The Specials have released a new album, called Encore.
Created at the time of Rock Against Racism in 1978, The Specials have always been a political band. It seems the present political situation is so dire that it has roused The Specials to their first original material in forty years. I enjoyed the results. Vocalist and guitarist Lynval Golding’s tells an affecting story of his childhood move from Jamaica to England. The track where smiling EDL opponent Saffiyah Khan updates Prince Buster’s Ten Commandments Of Man also works well. I liked the bit about makeup, and minds made up.
The thing that really grabbed me about the album was the way it captured the chaotic current political situation. On Encore there’s a track called Vote for Me, which has familiar sentiments about a politician who is out of touch, living in an ivory tower. There’s nothing very ground breaking about that, aside from the way it chimes with the populist mood of the moment. But then the very next track is the old Fun Boy Three song, The Lunatics Have Taken Over the Asylum. This is a very different political sentiment, because it gives the sense that there is a small group of competent people who run the asylum; and it’s definitely not a good thing when their charges get their crazy hands on the handles of power.
When you come down to it that’s the problem. You can be a political band, representing your audience of boys and girls/men and women-in-the-street to the smooth people in the corridors of power. But what happens when those ordinary folks stride down the corridors themselves?
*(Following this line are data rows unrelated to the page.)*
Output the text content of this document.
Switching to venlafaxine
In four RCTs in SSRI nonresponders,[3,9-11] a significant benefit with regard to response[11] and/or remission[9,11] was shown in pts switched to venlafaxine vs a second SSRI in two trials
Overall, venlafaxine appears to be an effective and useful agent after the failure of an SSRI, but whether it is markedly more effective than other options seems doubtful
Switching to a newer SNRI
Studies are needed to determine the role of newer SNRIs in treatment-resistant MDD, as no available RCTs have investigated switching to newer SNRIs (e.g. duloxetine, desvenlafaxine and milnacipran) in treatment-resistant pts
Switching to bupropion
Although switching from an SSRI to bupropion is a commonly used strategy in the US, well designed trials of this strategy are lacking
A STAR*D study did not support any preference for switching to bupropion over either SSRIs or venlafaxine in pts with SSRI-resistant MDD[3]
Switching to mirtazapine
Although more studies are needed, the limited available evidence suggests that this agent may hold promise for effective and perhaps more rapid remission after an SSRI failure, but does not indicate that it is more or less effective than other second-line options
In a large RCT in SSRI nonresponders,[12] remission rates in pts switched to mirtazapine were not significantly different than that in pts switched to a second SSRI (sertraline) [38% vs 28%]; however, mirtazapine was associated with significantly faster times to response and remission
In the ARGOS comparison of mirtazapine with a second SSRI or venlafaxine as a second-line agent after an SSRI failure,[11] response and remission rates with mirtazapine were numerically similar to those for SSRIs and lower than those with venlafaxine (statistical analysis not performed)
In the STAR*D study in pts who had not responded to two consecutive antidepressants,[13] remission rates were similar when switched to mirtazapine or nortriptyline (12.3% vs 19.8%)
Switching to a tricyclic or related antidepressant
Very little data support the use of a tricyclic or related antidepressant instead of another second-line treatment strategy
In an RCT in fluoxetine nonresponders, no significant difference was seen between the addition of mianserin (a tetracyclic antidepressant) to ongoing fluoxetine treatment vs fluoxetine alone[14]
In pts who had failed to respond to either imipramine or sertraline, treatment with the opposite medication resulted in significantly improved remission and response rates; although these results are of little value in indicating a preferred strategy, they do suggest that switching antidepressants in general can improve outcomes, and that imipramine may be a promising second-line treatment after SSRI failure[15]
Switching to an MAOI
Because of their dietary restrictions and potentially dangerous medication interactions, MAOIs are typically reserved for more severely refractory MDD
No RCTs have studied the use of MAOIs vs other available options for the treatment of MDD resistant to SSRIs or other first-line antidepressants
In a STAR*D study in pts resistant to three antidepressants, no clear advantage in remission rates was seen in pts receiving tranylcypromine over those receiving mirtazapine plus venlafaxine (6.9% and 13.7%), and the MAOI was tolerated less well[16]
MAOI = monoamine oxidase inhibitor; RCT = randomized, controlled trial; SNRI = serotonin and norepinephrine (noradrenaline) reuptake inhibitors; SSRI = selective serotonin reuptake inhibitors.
Bands with a political bent might write songs about out of touch politicians, but the logical conclusion of that populist sentiment is the electoral success of a vulgar, dishonest real-estate entrepreneur who knows nothing about politics or national administration, who wins office with an emotion-driven message directed at the lowest instincts in people, and then runs a predictably chaotic, incompetent government. Another manifestation of this Vote for Me populism is the ascendancy of nationalist movements intent on breaking up a Europe-wide union designed in the interests of business efficiency and peace. This populist nationalism leads to the sort of ugliness Saffiyah Khan faced down. And if a song like The Lunatics Have Taken Over the Asylum has relevance, then there it is. It’s difficult to have it both ways. It is true, politicians can become isolated in their ivory towers. Old Etonian Jacob Rees Mogg seems to me a politician who lives in just such a tower, oblivious to the effect his ideas might have on society generally. But if you despise and reject professional politicians, what happens to the asylum after that? What happens to the plane if the passengers decide to fly it themselves? It’s a never ending conundrum, a swinging pendulum of opinion which has reached one of the extreme ends of its swing.